Really De Icaza, posting as an AC? How's the funding going? Did Microsoft find you a new Baystar yet?
Microsoft's community promise... it is a legally binding statement about where you as a developer stand when using Mono.
If you have a problem with the win forms parts not being included, then don't use winforms. No one seems to give a shit about using one of 20 different tool kits with C++, but for some reason, not using winforms with C# on the mono platform is some sort of barrier that makes developing with it impossible.
Xamarin supporting Attachmate's Mono stuff means a lot to me, as a developer. I work for a company that does a lot of Mono-based consulting. This is going to sound like advertising, but having Mono for Android and MonoTouch makes life as a mobile developer easy. For example, my coworkers have been working on an iPhone application for a client using MonoTouch, using MonoTouch.Dialog. The client wanted a dual launch with an Android app, and since we were using all Mono-based projects in an MVC pattern, all we had to do was rewrite the UI for Android. Most of the screens had a lot code that could be reused with MonoDroid.Dialog. That means that even though the iPhone project started two months before the Android one, it only took one month to catch up to iPhone. That's two months that I spent utilizing my time towards other clients, and two months that we didn't have to bill to this client. When I punch those numbers into my calculator, it makes a happy face.

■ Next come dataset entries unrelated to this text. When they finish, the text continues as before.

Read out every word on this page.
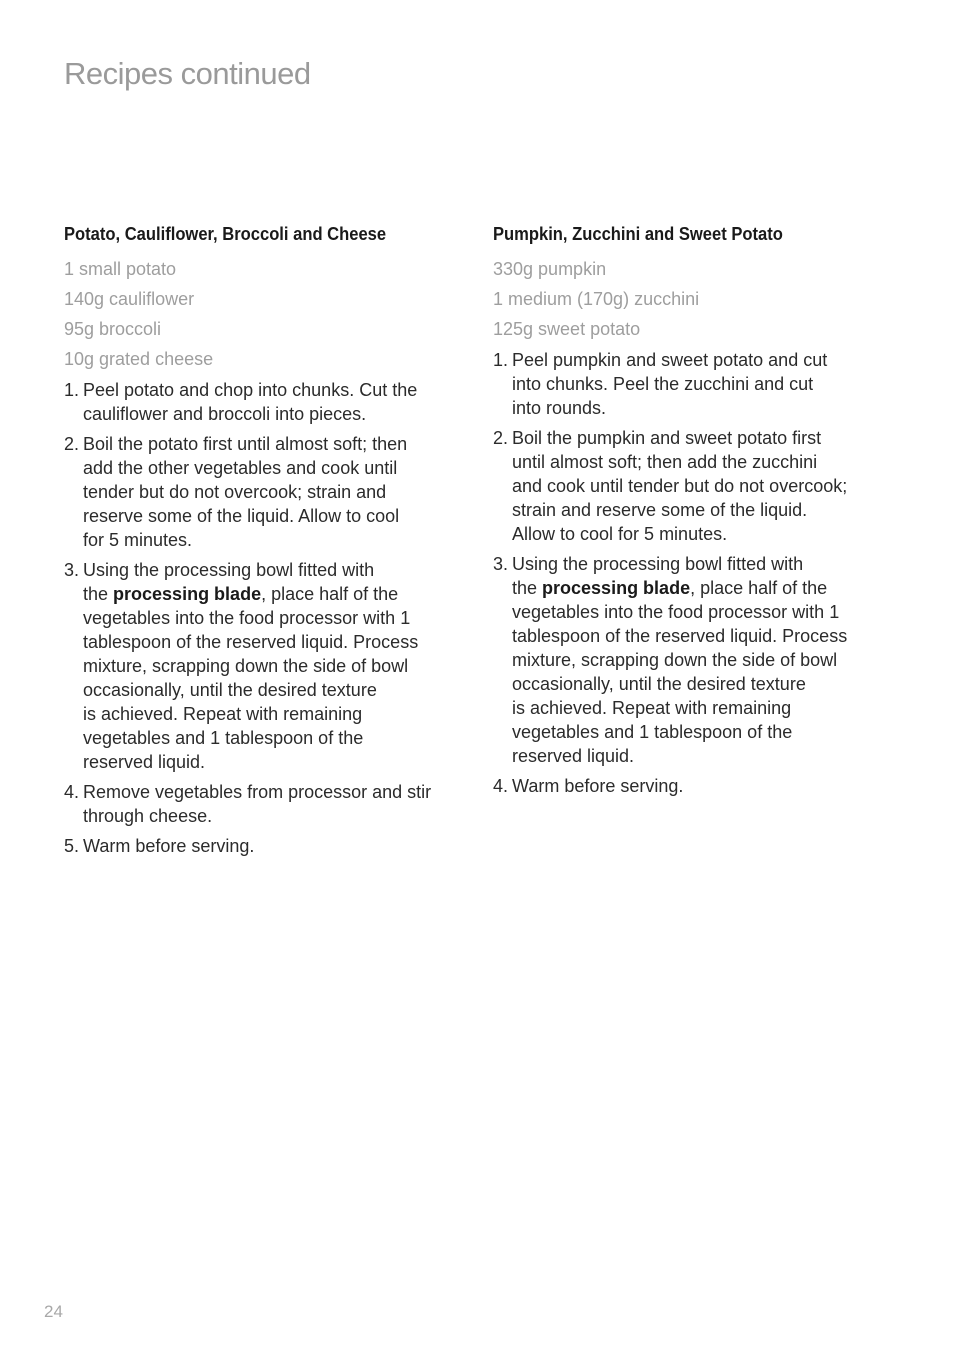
Recipes continued
Potato, Cauliflower, Broccoli and Cheese
1 small potato
140g cauliflower
95g broccoli
10g grated cheese
1. Peel potato and chop into chunks. Cut the
cauliflower and broccoli into pieces.
2. Boil the potato first until almost soft; then
add the other vegetables and cook until
tender but do not overcook; strain and
reserve some of the liquid. Allow to cool
for 5 minutes.
3. Using the processing bowl fitted with
the processing blade, place half of the
vegetables into the food processor with 1
tablespoon of the reserved liquid. Process
mixture, scrapping down the side of bowl
occasionally, until the desired texture
is achieved. Repeat with remaining
vegetables and 1 tablespoon of the
reserved liquid.
4. Remove vegetables from processor and stir
through cheese.
5. Warm before serving.
Pumpkin, Zucchini and Sweet Potato
330g pumpkin
1 medium (170g) zucchini
125g sweet potato
1. Peel pumpkin and sweet potato and cut
into chunks. Peel the zucchini and cut
into rounds.
2. Boil the pumpkin and sweet potato first
until almost soft; then add the zucchini
and cook until tender but do not overcook;
strain and reserve some of the liquid.
Allow to cool for 5 minutes.
3. Using the processing bowl fitted with
the processing blade, place half of the
vegetables into the food processor with 1
tablespoon of the reserved liquid. Process
mixture, scrapping down the side of bowl
occasionally, until the desired texture
is achieved. Repeat with remaining
vegetables and 1 tablespoon of the
reserved liquid.
4. Warm before serving.
24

news from inside Microsoft seems to indicate they are ditching .NET for html 5.
Where is this 'news from inside Microsoft'? Do you have any idea the vast amount of functionality that would be lost if you ditched .Net for HTML5? Ditching Silverlight for HTML5 seems logical but certainly not the whole of .Net.
Knowing Microsoft, however, and seeing their open attack on the security of WebGL, I expect them to port over their Silverlight Direct 3D code and use that instead of using WebGL because a browser without proprietary features would be very un-Microsofty.
I for one do see the danger in WebGL, i think it's a brilliant enabling technology (particularly friendly to me because i do most of my 3D coding in OpenGL) but that direct access from a webpage to the GPU (which is pretty much the most volatile piece of hardware in computers today) doesn't seem very safe, video drivers are unstable at the best of times.
.Net is inferior in the one aspect that matters, then, as total cross-platform compatibility is the raison d'être of Java.
Total cross-platform capability? You can only run Java where you've compiled it to native platform-specific code or where there is a platform-specific JVM, just the same as with .Net code.
There are very few parts that are not covered and those parts are not part of the ECMA standard. Seriously... there are replacements for WCF and WinForms and the other small number of namespaces that are not covered.
A major problem was that IBM insisted on 286 compatibility, which meant a 'back flip' between real and protected mode.